A hyperconverged Infrastructure (HCI) is made up of servers, storage media, storage software as well as networking software and hardware. Of these components, the servers are often the most overlooked. The assumption is that a server is a server. In fact, many HCI vendors are proud to state they use commodity, white box servers. The truth is that using generic server technology may actually cost the customer more money than investing in quality server nodes.
The Role of a Node
A server node provides the computing power to the virtual machines that the node hosts. It also provides computing power to the storage software, which depending on the features and the level of IO intensity, can consume a significant amount of the processor’s resources. In addition to computing power the server node also houses the storage capacity that it will contribute to the HCI cluster. Additionally, it also provides two forms of network connectivity. First, it provides network connectivity to the virtual machines so they can access, or be available to, the rest of the data center. Second, a network connection is used to distribute data to other nodes in the cluster.
As the environment scales and more workloads are added to the HCI cluster, some of the node’s resources are consumed until exhausted, forcing expansion. The typical HCI vendor’s answer to running out of resources is to just add another node, exploiting the scale-out nature of HCI.
The Problem with “just add a node” Thinking
While the “just add a node” philosophy sounds easy enough there are several problems with it. First, there is the physical problem of fitting the new node into a space constrained data center. In most cases other servers need to be moved and network connections re-routed. There is also the problem of rebalancing the cluster’s compute and storage responsibilities. Administrators must decide which virtual machines should be moved to the newly available node as well as migrating the data for that virtual machine, to the new node. While an erasure coding storage strategy removes the responsibility of data movement from IT, it adds the possibility of an IO storm while data is rebalanced between node clusters.

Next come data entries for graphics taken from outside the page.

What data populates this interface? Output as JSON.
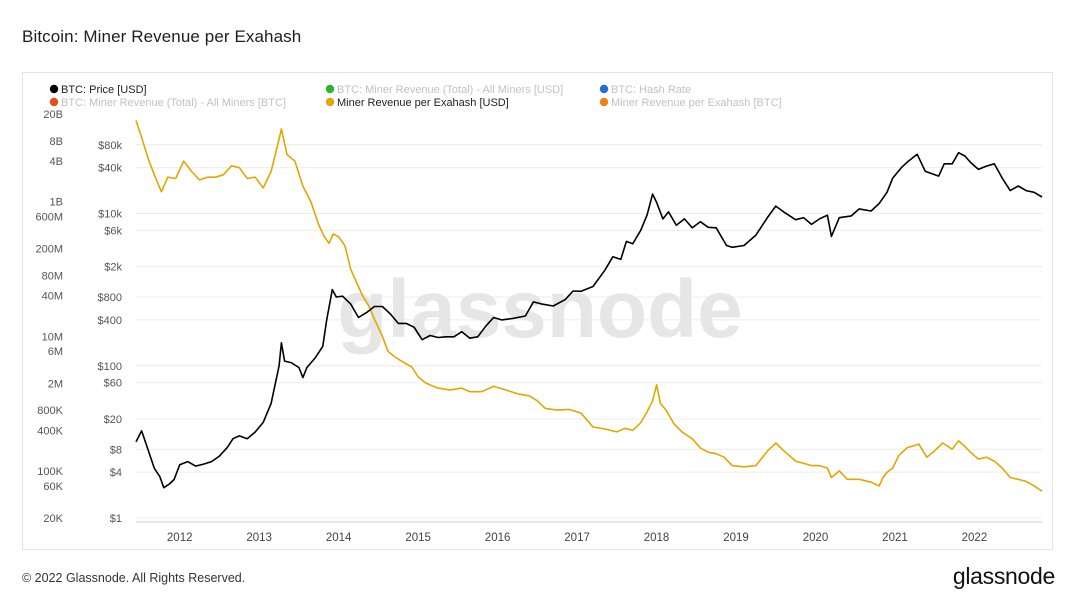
{
  "page": {
    "title": "Bitcoin: Miner Revenue per Exahash",
    "copyright": "© 2022 Glassnode. All Rights Reserved.",
    "logo_text": "glassnode",
    "watermark_text": "glassnode"
  },
  "colors": {
    "price": "#000000",
    "revenue_per_eh": "#e0a800",
    "legend_total_usd": "#2bb52b",
    "legend_hash_rate": "#1f6fd6",
    "legend_total_btc": "#e0521c",
    "legend_per_eh_btc": "#f07f17",
    "grid": "#ececec",
    "watermark": "#e6e6e6"
  },
  "chart_data": {
    "type": "line",
    "legend": [
      {
        "name": "BTC: Price [USD]",
        "color_key": "price",
        "active": true
      },
      {
        "name": "BTC: Miner Revenue (Total) - All Miners [USD]",
        "color_key": "legend_total_usd",
        "active": false
      },
      {
        "name": "BTC: Hash Rate",
        "color_key": "legend_hash_rate",
        "active": false
      },
      {
        "name": "BTC: Miner Revenue (Total) - All Miners [BTC]",
        "color_key": "legend_total_btc",
        "active": false
      },
      {
        "name": "Miner Revenue per Exahash [USD]",
        "color_key": "revenue_per_eh",
        "active": true
      },
      {
        "name": "Miner Revenue per Exahash [BTC]",
        "color_key": "legend_per_eh_btc",
        "active": false
      }
    ],
    "x_axis": {
      "scale": "time",
      "range": [
        2011.45,
        2022.85
      ],
      "ticks": [
        2012,
        2013,
        2014,
        2015,
        2016,
        2017,
        2018,
        2019,
        2020,
        2021,
        2022
      ]
    },
    "y_axis_price": {
      "scale": "log",
      "range": [
        1,
        150000
      ],
      "ticks": [
        {
          "value": 1,
          "label": "$1"
        },
        {
          "value": 4,
          "label": "$4"
        },
        {
          "value": 8,
          "label": "$8"
        },
        {
          "value": 20,
          "label": "$20"
        },
        {
          "value": 60,
          "label": "$60"
        },
        {
          "value": 100,
          "label": "$100"
        },
        {
          "value": 400,
          "label": "$400"
        },
        {
          "value": 800,
          "label": "$800"
        },
        {
          "value": 2000,
          "label": "$2k"
        },
        {
          "value": 6000,
          "label": "$6k"
        },
        {
          "value": 10000,
          "label": "$10k"
        },
        {
          "value": 40000,
          "label": "$40k"
        },
        {
          "value": 80000,
          "label": "$80k"
        }
      ]
    },
    "y_axis_outer": {
      "scale": "log",
      "range": [
        20000,
        20000000000
      ],
      "ticks": [
        {
          "value": 20000,
          "label": "20K"
        },
        {
          "value": 60000,
          "label": "60K"
        },
        {
          "value": 100000,
          "label": "100K"
        },
        {
          "value": 400000,
          "label": "400K"
        },
        {
          "value": 800000,
          "label": "800K"
        },
        {
          "value": 2000000,
          "label": "2M"
        },
        {
          "value": 6000000,
          "label": "6M"
        },
        {
          "value": 10000000,
          "label": "10M"
        },
        {
          "value": 40000000,
          "label": "40M"
        },
        {
          "value": 80000000,
          "label": "80M"
        },
        {
          "value": 200000000,
          "label": "200M"
        },
        {
          "value": 600000000,
          "label": "600M"
        },
        {
          "value": 1000000000,
          "label": "1B"
        },
        {
          "value": 4000000000,
          "label": "4B"
        },
        {
          "value": 8000000000,
          "label": "8B"
        },
        {
          "value": 20000000000,
          "label": "20B"
        }
      ]
    },
    "grid": true,
    "series": [
      {
        "name": "BTC: Price [USD]",
        "axis": "price",
        "color_key": "price",
        "points": [
          [
            2011.45,
            10
          ],
          [
            2011.52,
            14
          ],
          [
            2011.6,
            8
          ],
          [
            2011.68,
            4.5
          ],
          [
            2011.75,
            3.5
          ],
          [
            2011.8,
            2.5
          ],
          [
            2011.87,
            2.8
          ],
          [
            2011.93,
            3.2
          ],
          [
            2012.0,
            5
          ],
          [
            2012.1,
            5.5
          ],
          [
            2012.2,
            4.8
          ],
          [
            2012.3,
            5.1
          ],
          [
            2012.4,
            5.5
          ],
          [
            2012.5,
            6.5
          ],
          [
            2012.6,
            8.5
          ],
          [
            2012.67,
            11
          ],
          [
            2012.75,
            12
          ],
          [
            2012.85,
            11
          ],
          [
            2012.95,
            13.5
          ],
          [
            2013.05,
            18
          ],
          [
            2013.15,
            32
          ],
          [
            2013.25,
            100
          ],
          [
            2013.28,
            200
          ],
          [
            2013.32,
            115
          ],
          [
            2013.4,
            110
          ],
          [
            2013.5,
            95
          ],
          [
            2013.55,
            70
          ],
          [
            2013.6,
            95
          ],
          [
            2013.7,
            125
          ],
          [
            2013.8,
            180
          ],
          [
            2013.85,
            400
          ],
          [
            2013.92,
            1000
          ],
          [
            2013.97,
            800
          ],
          [
            2014.05,
            820
          ],
          [
            2014.15,
            650
          ],
          [
            2014.25,
            430
          ],
          [
            2014.35,
            500
          ],
          [
            2014.45,
            600
          ],
          [
            2014.55,
            600
          ],
          [
            2014.65,
            480
          ],
          [
            2014.75,
            360
          ],
          [
            2014.85,
            360
          ],
          [
            2014.95,
            320
          ],
          [
            2015.05,
            220
          ],
          [
            2015.15,
            250
          ],
          [
            2015.25,
            235
          ],
          [
            2015.35,
            240
          ],
          [
            2015.45,
            240
          ],
          [
            2015.55,
            280
          ],
          [
            2015.65,
            230
          ],
          [
            2015.75,
            240
          ],
          [
            2015.85,
            330
          ],
          [
            2015.95,
            430
          ],
          [
            2016.05,
            400
          ],
          [
            2016.2,
            420
          ],
          [
            2016.35,
            450
          ],
          [
            2016.45,
            690
          ],
          [
            2016.55,
            650
          ],
          [
            2016.7,
            610
          ],
          [
            2016.85,
            740
          ],
          [
            2016.95,
            960
          ],
          [
            2017.05,
            950
          ],
          [
            2017.2,
            1100
          ],
          [
            2017.35,
            1800
          ],
          [
            2017.45,
            2700
          ],
          [
            2017.55,
            2500
          ],
          [
            2017.62,
            4300
          ],
          [
            2017.7,
            4000
          ],
          [
            2017.8,
            6000
          ],
          [
            2017.88,
            9500
          ],
          [
            2017.95,
            18000
          ],
          [
            2018.0,
            14000
          ],
          [
            2018.08,
            8500
          ],
          [
            2018.15,
            10500
          ],
          [
            2018.25,
            7000
          ],
          [
            2018.35,
            8500
          ],
          [
            2018.45,
            6500
          ],
          [
            2018.55,
            7800
          ],
          [
            2018.65,
            6600
          ],
          [
            2018.75,
            6500
          ],
          [
            2018.88,
            3800
          ],
          [
            2018.95,
            3600
          ],
          [
            2019.1,
            3800
          ],
          [
            2019.25,
            5200
          ],
          [
            2019.4,
            9000
          ],
          [
            2019.5,
            12500
          ],
          [
            2019.6,
            10500
          ],
          [
            2019.75,
            8300
          ],
          [
            2019.85,
            8800
          ],
          [
            2019.95,
            7200
          ],
          [
            2020.05,
            8500
          ],
          [
            2020.15,
            9500
          ],
          [
            2020.2,
            5000
          ],
          [
            2020.3,
            8800
          ],
          [
            2020.45,
            9300
          ],
          [
            2020.55,
            11500
          ],
          [
            2020.7,
            10800
          ],
          [
            2020.8,
            13500
          ],
          [
            2020.9,
            19000
          ],
          [
            2020.97,
            29000
          ],
          [
            2021.08,
            40000
          ],
          [
            2021.15,
            47000
          ],
          [
            2021.28,
            60000
          ],
          [
            2021.38,
            36000
          ],
          [
            2021.48,
            33000
          ],
          [
            2021.55,
            31000
          ],
          [
            2021.62,
            45000
          ],
          [
            2021.72,
            45000
          ],
          [
            2021.8,
            63000
          ],
          [
            2021.88,
            57000
          ],
          [
            2021.95,
            47000
          ],
          [
            2022.05,
            38000
          ],
          [
            2022.15,
            42000
          ],
          [
            2022.25,
            45000
          ],
          [
            2022.35,
            29000
          ],
          [
            2022.45,
            20000
          ],
          [
            2022.55,
            23000
          ],
          [
            2022.65,
            20000
          ],
          [
            2022.75,
            19000
          ],
          [
            2022.85,
            16500
          ]
        ]
      },
      {
        "name": "Miner Revenue per Exahash [USD]",
        "axis": "outer",
        "color_key": "revenue_per_eh",
        "points": [
          [
            2011.45,
            16000000000
          ],
          [
            2011.52,
            9000000000
          ],
          [
            2011.6,
            4500000000
          ],
          [
            2011.68,
            2500000000
          ],
          [
            2011.77,
            1400000000
          ],
          [
            2011.85,
            2300000000
          ],
          [
            2011.95,
            2200000000
          ],
          [
            2012.05,
            4000000000
          ],
          [
            2012.15,
            2800000000
          ],
          [
            2012.25,
            2100000000
          ],
          [
            2012.35,
            2300000000
          ],
          [
            2012.45,
            2300000000
          ],
          [
            2012.55,
            2500000000
          ],
          [
            2012.65,
            3400000000
          ],
          [
            2012.75,
            3200000000
          ],
          [
            2012.85,
            2200000000
          ],
          [
            2012.95,
            2300000000
          ],
          [
            2013.05,
            1600000000
          ],
          [
            2013.15,
            2800000000
          ],
          [
            2013.25,
            8500000000
          ],
          [
            2013.28,
            12000000000
          ],
          [
            2013.35,
            5000000000
          ],
          [
            2013.45,
            4000000000
          ],
          [
            2013.55,
            1700000000
          ],
          [
            2013.65,
            1000000000
          ],
          [
            2013.75,
            450000000
          ],
          [
            2013.82,
            300000000
          ],
          [
            2013.88,
            240000000
          ],
          [
            2013.93,
            330000000
          ],
          [
            2014.0,
            300000000
          ],
          [
            2014.08,
            220000000
          ],
          [
            2014.15,
            100000000
          ],
          [
            2014.22,
            65000000
          ],
          [
            2014.3,
            40000000
          ],
          [
            2014.38,
            28000000
          ],
          [
            2014.45,
            18000000
          ],
          [
            2014.55,
            10000000
          ],
          [
            2014.62,
            6000000
          ],
          [
            2014.7,
            5000000
          ],
          [
            2014.8,
            4200000
          ],
          [
            2014.92,
            3500000
          ],
          [
            2015.0,
            2500000
          ],
          [
            2015.1,
            2000000
          ],
          [
            2015.25,
            1700000
          ],
          [
            2015.4,
            1600000
          ],
          [
            2015.55,
            1700000
          ],
          [
            2015.65,
            1500000
          ],
          [
            2015.8,
            1500000
          ],
          [
            2015.95,
            1800000
          ],
          [
            2016.1,
            1600000
          ],
          [
            2016.25,
            1400000
          ],
          [
            2016.4,
            1300000
          ],
          [
            2016.5,
            1100000
          ],
          [
            2016.6,
            850000
          ],
          [
            2016.75,
            800000
          ],
          [
            2016.9,
            820000
          ],
          [
            2017.05,
            720000
          ],
          [
            2017.2,
            450000
          ],
          [
            2017.35,
            420000
          ],
          [
            2017.5,
            380000
          ],
          [
            2017.6,
            430000
          ],
          [
            2017.7,
            400000
          ],
          [
            2017.8,
            520000
          ],
          [
            2017.88,
            750000
          ],
          [
            2017.95,
            1100000
          ],
          [
            2018.0,
            1900000
          ],
          [
            2018.05,
            1000000
          ],
          [
            2018.12,
            800000
          ],
          [
            2018.22,
            500000
          ],
          [
            2018.32,
            380000
          ],
          [
            2018.45,
            300000
          ],
          [
            2018.55,
            220000
          ],
          [
            2018.65,
            190000
          ],
          [
            2018.75,
            180000
          ],
          [
            2018.85,
            160000
          ],
          [
            2018.95,
            120000
          ],
          [
            2019.1,
            115000
          ],
          [
            2019.25,
            120000
          ],
          [
            2019.4,
            200000
          ],
          [
            2019.5,
            260000
          ],
          [
            2019.6,
            200000
          ],
          [
            2019.75,
            140000
          ],
          [
            2019.85,
            130000
          ],
          [
            2019.95,
            120000
          ],
          [
            2020.05,
            120000
          ],
          [
            2020.15,
            110000
          ],
          [
            2020.2,
            80000
          ],
          [
            2020.3,
            100000
          ],
          [
            2020.4,
            75000
          ],
          [
            2020.55,
            75000
          ],
          [
            2020.7,
            68000
          ],
          [
            2020.8,
            60000
          ],
          [
            2020.85,
            80000
          ],
          [
            2020.9,
            95000
          ],
          [
            2020.97,
            110000
          ],
          [
            2021.05,
            170000
          ],
          [
            2021.15,
            220000
          ],
          [
            2021.3,
            250000
          ],
          [
            2021.4,
            160000
          ],
          [
            2021.5,
            200000
          ],
          [
            2021.6,
            260000
          ],
          [
            2021.72,
            210000
          ],
          [
            2021.8,
            280000
          ],
          [
            2021.88,
            230000
          ],
          [
            2021.95,
            190000
          ],
          [
            2022.05,
            150000
          ],
          [
            2022.15,
            160000
          ],
          [
            2022.25,
            140000
          ],
          [
            2022.35,
            110000
          ],
          [
            2022.45,
            80000
          ],
          [
            2022.55,
            75000
          ],
          [
            2022.65,
            70000
          ],
          [
            2022.75,
            60000
          ],
          [
            2022.85,
            50000
          ]
        ]
      }
    ]
  }
}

Third, the node’s resources are typically locked in, meaning the customer gets a prescribed amount of storage and compute capacity per node. The existing nodes are typically limited in terms of compute and storage capacity. If the current cluster just needs capacity or just compute, the customer can’t typically upgrade a node in place. Eventually the customer ends up with an HCI cluster with either too much compute power or too much storage capacity.
The Node Matters
In HCI, especially as it scales and adds more storage intensive workloads, the node hardware matters. IT should look for several capabilities in their node hardware. The first is plenty of CPU performance to drive VMs and to drive the storage software. Second, the node should scale capacity internally as well as externally to make sure each node is maximized to its full potential. The goal of the HCI hardware should be to “just add a node” only when all of the existing nodes reach maximum capacity.
Lastly, and most importantly, the node should deliver maximum performance. Today, delivering maximum performance means using NVMe flash drives. The use of these drives in an HCI cluster means that a larger number of and greater variety of workloads, can be supported per node. It also allows for using higher density flash drives.
The first generation of HCI targets specific use case like VDI. They also use rudimentary servers that run out of resources quickly, forcing IT to add more nodes more frequently. Also, since a virtual machine must run intact on a single node, adding nodes for additional CPU power only works if there are other virtual machines to off-load to the new node.
IT professionals should look for server nodes with plenty of computing power but also have the ability to provide high capacity and high storage performance. An NVMe based system enables IT to stack many more VMs in a given node as well as to handle a more diverse workload set on the node without concern about storage IO bottleneck.